Edmond Terakopian/AFP/Getty Images
Former Mayor of New York and Republican presidential candidate Rudolph Giuliani takes questions from Celia Sandys, granddaughter of former British Prime Minister Winston Churchill, during a visit to London on Wednesday.
Former Mayor of New York and Republican presidential candidate Rudolph Giuliani takes questions from Celia Sandys, granddaughter of former British Prime Minister Winston Churchill, during a visit to London on Wednesday. Edmond Terakopian/AFP/Getty Images
Former New York City mayor and presidential candidate Rudolph Giuliani addresses the National Rifle Association on Friday. The Republican frontrunner says he has always been in favor of a state-by-state approach to gun control, but some people say that is not so.
On Jan. 1, 1994, Giuliani, the steely former prosecutor, was sworn in as mayor of New York City. For the first time in a quarter century, the crime weary city had a Republican mayor.
When Giuliani gave his state of the city address later that month, he served up tough talk leavened with the kind of proposal a liberal could love.

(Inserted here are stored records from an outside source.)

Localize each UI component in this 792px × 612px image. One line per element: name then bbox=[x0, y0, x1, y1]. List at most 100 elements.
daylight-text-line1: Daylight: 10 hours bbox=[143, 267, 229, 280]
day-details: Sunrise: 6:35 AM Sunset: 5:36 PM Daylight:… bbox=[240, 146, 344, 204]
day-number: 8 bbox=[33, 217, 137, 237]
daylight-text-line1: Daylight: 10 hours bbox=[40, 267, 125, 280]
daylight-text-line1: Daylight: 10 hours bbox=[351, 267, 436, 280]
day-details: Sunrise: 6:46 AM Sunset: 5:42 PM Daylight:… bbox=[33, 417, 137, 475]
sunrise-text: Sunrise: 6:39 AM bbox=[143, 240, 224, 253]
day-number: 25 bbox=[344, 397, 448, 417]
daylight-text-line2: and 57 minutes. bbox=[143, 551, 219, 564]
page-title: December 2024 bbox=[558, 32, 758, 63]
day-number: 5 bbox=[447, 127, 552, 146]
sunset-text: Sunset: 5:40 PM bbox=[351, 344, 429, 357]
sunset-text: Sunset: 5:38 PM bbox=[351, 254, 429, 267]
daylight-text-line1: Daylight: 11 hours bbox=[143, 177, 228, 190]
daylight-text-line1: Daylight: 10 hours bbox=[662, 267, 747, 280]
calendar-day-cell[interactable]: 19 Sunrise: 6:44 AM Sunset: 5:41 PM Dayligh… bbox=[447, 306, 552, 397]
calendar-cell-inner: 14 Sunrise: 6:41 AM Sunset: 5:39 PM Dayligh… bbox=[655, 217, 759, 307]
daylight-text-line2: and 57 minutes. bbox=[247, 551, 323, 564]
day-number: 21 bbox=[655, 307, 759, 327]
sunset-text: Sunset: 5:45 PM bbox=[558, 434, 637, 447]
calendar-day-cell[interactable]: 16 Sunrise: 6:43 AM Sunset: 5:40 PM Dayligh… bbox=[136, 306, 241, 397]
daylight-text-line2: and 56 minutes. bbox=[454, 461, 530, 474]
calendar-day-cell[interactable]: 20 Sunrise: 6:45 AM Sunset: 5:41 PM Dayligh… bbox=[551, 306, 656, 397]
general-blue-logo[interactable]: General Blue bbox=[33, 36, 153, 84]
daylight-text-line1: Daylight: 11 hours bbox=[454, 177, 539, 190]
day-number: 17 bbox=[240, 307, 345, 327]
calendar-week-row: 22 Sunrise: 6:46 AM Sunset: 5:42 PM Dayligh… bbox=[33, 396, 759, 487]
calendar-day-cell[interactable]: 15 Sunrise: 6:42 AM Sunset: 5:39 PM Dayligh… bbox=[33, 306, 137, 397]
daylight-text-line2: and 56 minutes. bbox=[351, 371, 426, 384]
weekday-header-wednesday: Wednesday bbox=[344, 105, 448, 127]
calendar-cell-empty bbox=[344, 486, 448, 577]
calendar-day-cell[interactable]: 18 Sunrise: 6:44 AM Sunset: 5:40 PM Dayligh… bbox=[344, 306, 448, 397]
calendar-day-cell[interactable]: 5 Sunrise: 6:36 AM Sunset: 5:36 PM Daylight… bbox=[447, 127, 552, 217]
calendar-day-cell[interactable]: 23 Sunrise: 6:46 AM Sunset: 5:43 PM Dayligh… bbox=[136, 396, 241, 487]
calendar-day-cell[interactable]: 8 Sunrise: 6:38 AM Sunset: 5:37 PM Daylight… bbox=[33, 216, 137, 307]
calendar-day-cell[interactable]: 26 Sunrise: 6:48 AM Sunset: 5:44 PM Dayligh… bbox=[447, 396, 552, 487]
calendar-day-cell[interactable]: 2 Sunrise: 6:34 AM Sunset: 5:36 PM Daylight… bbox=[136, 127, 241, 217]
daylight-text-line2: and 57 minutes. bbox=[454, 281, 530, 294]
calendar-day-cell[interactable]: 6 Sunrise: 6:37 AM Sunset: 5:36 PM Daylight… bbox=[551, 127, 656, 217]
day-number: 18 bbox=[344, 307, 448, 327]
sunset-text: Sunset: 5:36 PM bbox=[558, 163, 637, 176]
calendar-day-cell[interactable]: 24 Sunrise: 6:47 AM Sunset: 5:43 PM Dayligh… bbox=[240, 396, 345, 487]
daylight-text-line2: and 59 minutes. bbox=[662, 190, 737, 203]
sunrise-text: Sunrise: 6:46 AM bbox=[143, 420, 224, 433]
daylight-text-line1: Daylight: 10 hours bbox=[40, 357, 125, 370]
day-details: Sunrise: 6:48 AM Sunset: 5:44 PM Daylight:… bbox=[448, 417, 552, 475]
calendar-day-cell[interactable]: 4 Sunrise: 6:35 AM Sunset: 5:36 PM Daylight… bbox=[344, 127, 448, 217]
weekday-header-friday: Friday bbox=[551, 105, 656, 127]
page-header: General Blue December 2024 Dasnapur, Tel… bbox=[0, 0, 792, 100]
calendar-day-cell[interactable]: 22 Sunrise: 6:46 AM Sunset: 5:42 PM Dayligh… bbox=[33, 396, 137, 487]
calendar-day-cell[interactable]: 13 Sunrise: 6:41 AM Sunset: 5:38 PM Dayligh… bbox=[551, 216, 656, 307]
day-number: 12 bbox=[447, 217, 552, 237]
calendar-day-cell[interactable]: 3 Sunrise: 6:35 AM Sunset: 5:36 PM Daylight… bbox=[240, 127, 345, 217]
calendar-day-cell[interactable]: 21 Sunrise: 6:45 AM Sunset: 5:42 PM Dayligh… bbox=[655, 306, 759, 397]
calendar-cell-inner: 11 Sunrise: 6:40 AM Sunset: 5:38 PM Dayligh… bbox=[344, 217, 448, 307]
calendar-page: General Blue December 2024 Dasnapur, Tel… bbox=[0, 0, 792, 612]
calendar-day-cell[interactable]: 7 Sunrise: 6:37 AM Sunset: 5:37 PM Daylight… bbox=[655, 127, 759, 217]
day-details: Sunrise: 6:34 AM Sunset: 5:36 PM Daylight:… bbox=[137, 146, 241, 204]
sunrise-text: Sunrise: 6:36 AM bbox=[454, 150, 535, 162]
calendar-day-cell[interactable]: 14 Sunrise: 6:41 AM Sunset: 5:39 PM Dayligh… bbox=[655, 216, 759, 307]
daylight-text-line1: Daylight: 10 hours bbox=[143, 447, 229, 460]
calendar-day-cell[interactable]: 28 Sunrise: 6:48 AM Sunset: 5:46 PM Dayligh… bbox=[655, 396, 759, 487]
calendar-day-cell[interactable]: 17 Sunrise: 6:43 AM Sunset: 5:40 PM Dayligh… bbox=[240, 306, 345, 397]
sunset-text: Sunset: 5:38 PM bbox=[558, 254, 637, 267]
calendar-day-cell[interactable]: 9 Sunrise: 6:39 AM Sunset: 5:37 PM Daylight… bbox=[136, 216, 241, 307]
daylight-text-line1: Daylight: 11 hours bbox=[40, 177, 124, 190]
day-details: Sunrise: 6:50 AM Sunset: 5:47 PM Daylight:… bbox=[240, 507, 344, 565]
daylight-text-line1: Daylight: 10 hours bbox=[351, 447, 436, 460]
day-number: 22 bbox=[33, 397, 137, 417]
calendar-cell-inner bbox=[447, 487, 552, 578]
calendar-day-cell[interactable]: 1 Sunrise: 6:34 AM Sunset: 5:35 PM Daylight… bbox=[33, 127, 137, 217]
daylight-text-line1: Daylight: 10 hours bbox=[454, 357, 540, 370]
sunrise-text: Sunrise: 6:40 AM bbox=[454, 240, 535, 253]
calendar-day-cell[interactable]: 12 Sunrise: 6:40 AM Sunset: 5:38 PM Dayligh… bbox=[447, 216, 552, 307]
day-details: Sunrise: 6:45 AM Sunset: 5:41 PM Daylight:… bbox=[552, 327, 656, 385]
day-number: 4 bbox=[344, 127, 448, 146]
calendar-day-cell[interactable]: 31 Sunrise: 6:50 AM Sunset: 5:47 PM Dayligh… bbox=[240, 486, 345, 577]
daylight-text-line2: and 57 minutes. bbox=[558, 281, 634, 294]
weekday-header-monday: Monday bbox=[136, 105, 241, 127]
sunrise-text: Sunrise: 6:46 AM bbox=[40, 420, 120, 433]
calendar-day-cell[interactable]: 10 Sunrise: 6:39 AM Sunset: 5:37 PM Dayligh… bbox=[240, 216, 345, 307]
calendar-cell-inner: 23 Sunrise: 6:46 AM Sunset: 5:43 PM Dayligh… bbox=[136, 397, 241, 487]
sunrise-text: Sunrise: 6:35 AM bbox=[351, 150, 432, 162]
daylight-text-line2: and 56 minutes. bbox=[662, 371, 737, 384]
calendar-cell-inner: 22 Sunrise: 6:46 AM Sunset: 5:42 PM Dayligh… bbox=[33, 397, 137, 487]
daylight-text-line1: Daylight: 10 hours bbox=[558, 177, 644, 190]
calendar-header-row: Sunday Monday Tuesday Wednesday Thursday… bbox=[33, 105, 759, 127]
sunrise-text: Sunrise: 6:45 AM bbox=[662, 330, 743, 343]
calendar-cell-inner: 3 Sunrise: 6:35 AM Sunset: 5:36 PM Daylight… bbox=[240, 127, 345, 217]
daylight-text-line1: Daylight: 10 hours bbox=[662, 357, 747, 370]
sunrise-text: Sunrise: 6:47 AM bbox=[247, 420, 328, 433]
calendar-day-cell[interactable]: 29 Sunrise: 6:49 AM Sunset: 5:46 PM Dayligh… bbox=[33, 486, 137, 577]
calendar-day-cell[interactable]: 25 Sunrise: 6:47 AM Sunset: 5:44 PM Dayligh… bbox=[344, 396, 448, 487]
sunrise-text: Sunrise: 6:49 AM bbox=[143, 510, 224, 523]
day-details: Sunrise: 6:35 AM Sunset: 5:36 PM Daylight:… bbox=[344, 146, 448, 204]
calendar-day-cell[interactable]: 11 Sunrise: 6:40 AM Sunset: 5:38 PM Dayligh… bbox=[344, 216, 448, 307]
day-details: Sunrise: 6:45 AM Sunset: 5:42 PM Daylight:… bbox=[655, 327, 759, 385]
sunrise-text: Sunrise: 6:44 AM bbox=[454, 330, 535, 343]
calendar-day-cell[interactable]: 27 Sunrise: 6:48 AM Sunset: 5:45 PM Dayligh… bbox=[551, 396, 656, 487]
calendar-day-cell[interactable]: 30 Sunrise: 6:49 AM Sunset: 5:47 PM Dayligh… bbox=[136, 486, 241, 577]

"National registration of guns is critically important for us in starting to get a handle on what goes on outside of New York," he said at the time.
It is a position he never left during the eight years he was mayor.
In 1997, a gunman killed a tourist and wounded six others on the observation deck of the Empire State Building with a semi-automatic weapon purchased in Florida. Giuliani quickly convened a news conference. He singled out Florida for having "one of the loosest and least effective gun control laws in the country."
During the Feb. 24, 1997, news conference Giuliani said, "There should be a national licensing law. The laws in New York should be the uniform laws of the rest of the country."
In a town hall discussion in May 2000, Giuliani said he had never wavered on gun control since his days as an assistant U.S. attorney in Ronald Reagan's Justice Department.
"I'd like to see it go further," he said at the time. "I've favored the waiting period. I've strongly lobbied for it. I think I'm one of many reasons why it got passed in the first place because a Republican mayor was willing to go around the country supporting it."
It was not just that Giuliani was embracing a position the NRA loathed. In 1995, on the Charlie Rose show, he directly took on the gun-rights group for opposing an assault weapons ban.
"The NRA, for some reason, I think goes way overboard. It's almost what the extremists on the other side do. I think the extremists on the left and the extremists on the right have essentially the same tactic," he told Rose.
His willingness to distance himself from the national Republican Party was one of the reasons he was re-elected in largely Democratic New York City.
But now he is running in a different election, with a different base, and his statements have a different focus.
At a candidate debate in New Hampshire, Giuliani was asked if college students should be allowed to carry weapons.
"I think states have a right to decide that. I mean, states have a right to decide their gun laws," Giuliani said.
The Giuliani campaign deflects questions about whether his views on guns have changed by pointing out that he ran a city that saw a 66 percent cut in the murder rate while he was mayor.
And, while his past comments may not please some NRA members, the best the campaign can hope for is that his current position may ease any serious opposition.